Hi @amdhacks and @abhibisht89! Thanks for the report, this is a known issue (more details here #170 and here #213). You can expect a fix by the end of this week. Till then, you can try the workaround mentioned in #170, by finding the path where camelot is installed and passing detect_vertical=False
in base.py.
My base.py file after the change given below:
# -*- coding: utf-8 -*-
import os
from ..utils import get_page_layout, get_text_objects
class BaseParser(object):
"""Defines a base parser.
"""
def _generate_layout(self, filename):
self.filename = filename
self.layout, self.dimensions = get_page_layout(
self.filename,
char_margin=self.char_margin,
line_margin=self.line_margin,
word_margin=self.word_margin)
self.horizontal_text = get_text_objects(self.layout, ltype="lh")
self.vertical_text = get_text_objects(self.layout, ltype="lv")
self.pdf_width, self.pdf_height = self.dimensions
self.rootname, __ = os.path.splitext(self.filename)
self.detect_vertical = False
But I do not see any improvement. First character is still shown as last character of the same row in output.
Am I missing something?
Sorry, I should've been more specific. You need to add detect_vertical=True
to get_page_layout
. You can check out its definition in utils.py
.
@amdhacks This is fixed now. It will be more configurable after #170.
@vinayak-mehta, I have updated camelot version to 0.4.1 but first character which was showing as last earlier is now appearing as a single character in first column like below:
Output now:
C lass A
N et Asset Value at 31 December 5,111,372
N umber of outstanding units at 31 December 49,136
N et Asset Value per unit at 31 December 104.03
C lass B
N et Asset Value at 31 December 49,144,825
N umber of outstanding units at 31 December 471,555
N et Asset Value per unit at 31 December 104.22
Please suggest. Thanks.
@amdhacks Please install the latest version i.e. v0.5.0. The table isn't being detected correctly for this case. You'll need to specify a table area.
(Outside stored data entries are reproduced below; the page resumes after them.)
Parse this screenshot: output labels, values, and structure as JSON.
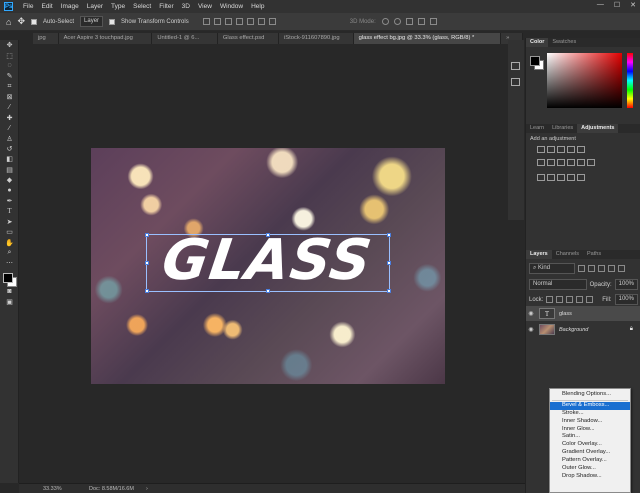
{
  "menubar": {
    "logo": "Ps",
    "items": [
      "File",
      "Edit",
      "Image",
      "Layer",
      "Type",
      "Select",
      "Filter",
      "3D",
      "View",
      "Window",
      "Help"
    ]
  },
  "window_controls": {
    "minimize": "—",
    "maximize": "☐",
    "close": "✕"
  },
  "options_bar": {
    "auto_select_label": "Auto-Select",
    "auto_select_target": "Layer",
    "show_transform_label": "Show Transform Controls",
    "three_d_mode_label": "3D Mode:"
  },
  "tabs": [
    {
      "label": "jpg",
      "active": false
    },
    {
      "label": "Acer Aspire 3 touchpad.jpg",
      "active": false
    },
    {
      "label": "Untitled-1 @ 6...",
      "active": false
    },
    {
      "label": "Glass effect.psd",
      "active": false
    },
    {
      "label": "iStock-911607890.jpg",
      "active": false
    },
    {
      "label": "glass effect bg.jpg @ 33.3% (glass, RGB/8) *",
      "active": true
    }
  ],
  "canvas": {
    "text": "GLASS"
  },
  "color_panel": {
    "tabs": [
      "Color",
      "Swatches"
    ]
  },
  "adjustments_panel": {
    "tabs": [
      "Learn",
      "Libraries",
      "Adjustments"
    ],
    "heading": "Add an adjustment"
  },
  "layers_panel": {
    "tabs": [
      "Layers",
      "Channels",
      "Paths"
    ],
    "filter_kind": "Kind",
    "blend_mode": "Normal",
    "opacity_label": "Opacity:",
    "opacity_value": "100%",
    "lock_label": "Lock:",
    "fill_label": "Fill:",
    "fill_value": "100%",
    "layers": [
      {
        "name": "glass",
        "type": "text",
        "selected": true
      },
      {
        "name": "Background",
        "type": "image",
        "selected": false
      }
    ]
  },
  "context_menu": {
    "items": [
      {
        "label": "Blending Options...",
        "highlighted": false,
        "separator_after": true
      },
      {
        "label": "Bevel & Emboss...",
        "highlighted": true
      },
      {
        "label": "Stroke...",
        "highlighted": false
      },
      {
        "label": "Inner Shadow...",
        "highlighted": false
      },
      {
        "label": "Inner Glow...",
        "highlighted": false
      },
      {
        "label": "Satin...",
        "highlighted": false
      },
      {
        "label": "Color Overlay...",
        "highlighted": false
      },
      {
        "label": "Gradient Overlay...",
        "highlighted": false
      },
      {
        "label": "Pattern Overlay...",
        "highlighted": false
      },
      {
        "label": "Outer Glow...",
        "highlighted": false
      },
      {
        "label": "Drop Shadow...",
        "highlighted": false
      }
    ]
  },
  "status_bar": {
    "zoom": "33.33%",
    "doc_info": "Doc: 8.58M/16.6M"
  },
  "colors": {
    "accent": "#1a6fd0",
    "foreground_swatch": "#000000",
    "background_swatch": "#ffffff"
  }
}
$ camelot --format csv --output output.csv stream -T 70,690,550,170 input.pdf
@vinayak-mehta I'm having the exact same issue as @amdhacks, and I have version 0.7.3 The Output has the same issue as: C lass A N et Asset Value at 31 December 5,111,372 N umber of outstanding units at 31 December 49,136 N et Asset Value per unit at 31 December 104.03 C lass B N et Asset Value at 31 December 49,144,825 N umber of outstanding units at 31 December 471,555 N et Asset Value per unit at 31 December 104.22
Also, the table boundaries in the Input PDF as as clearly defined as they can be. Any solution for this?
Will share input file shortly. Unable to share from restricted network at this moment.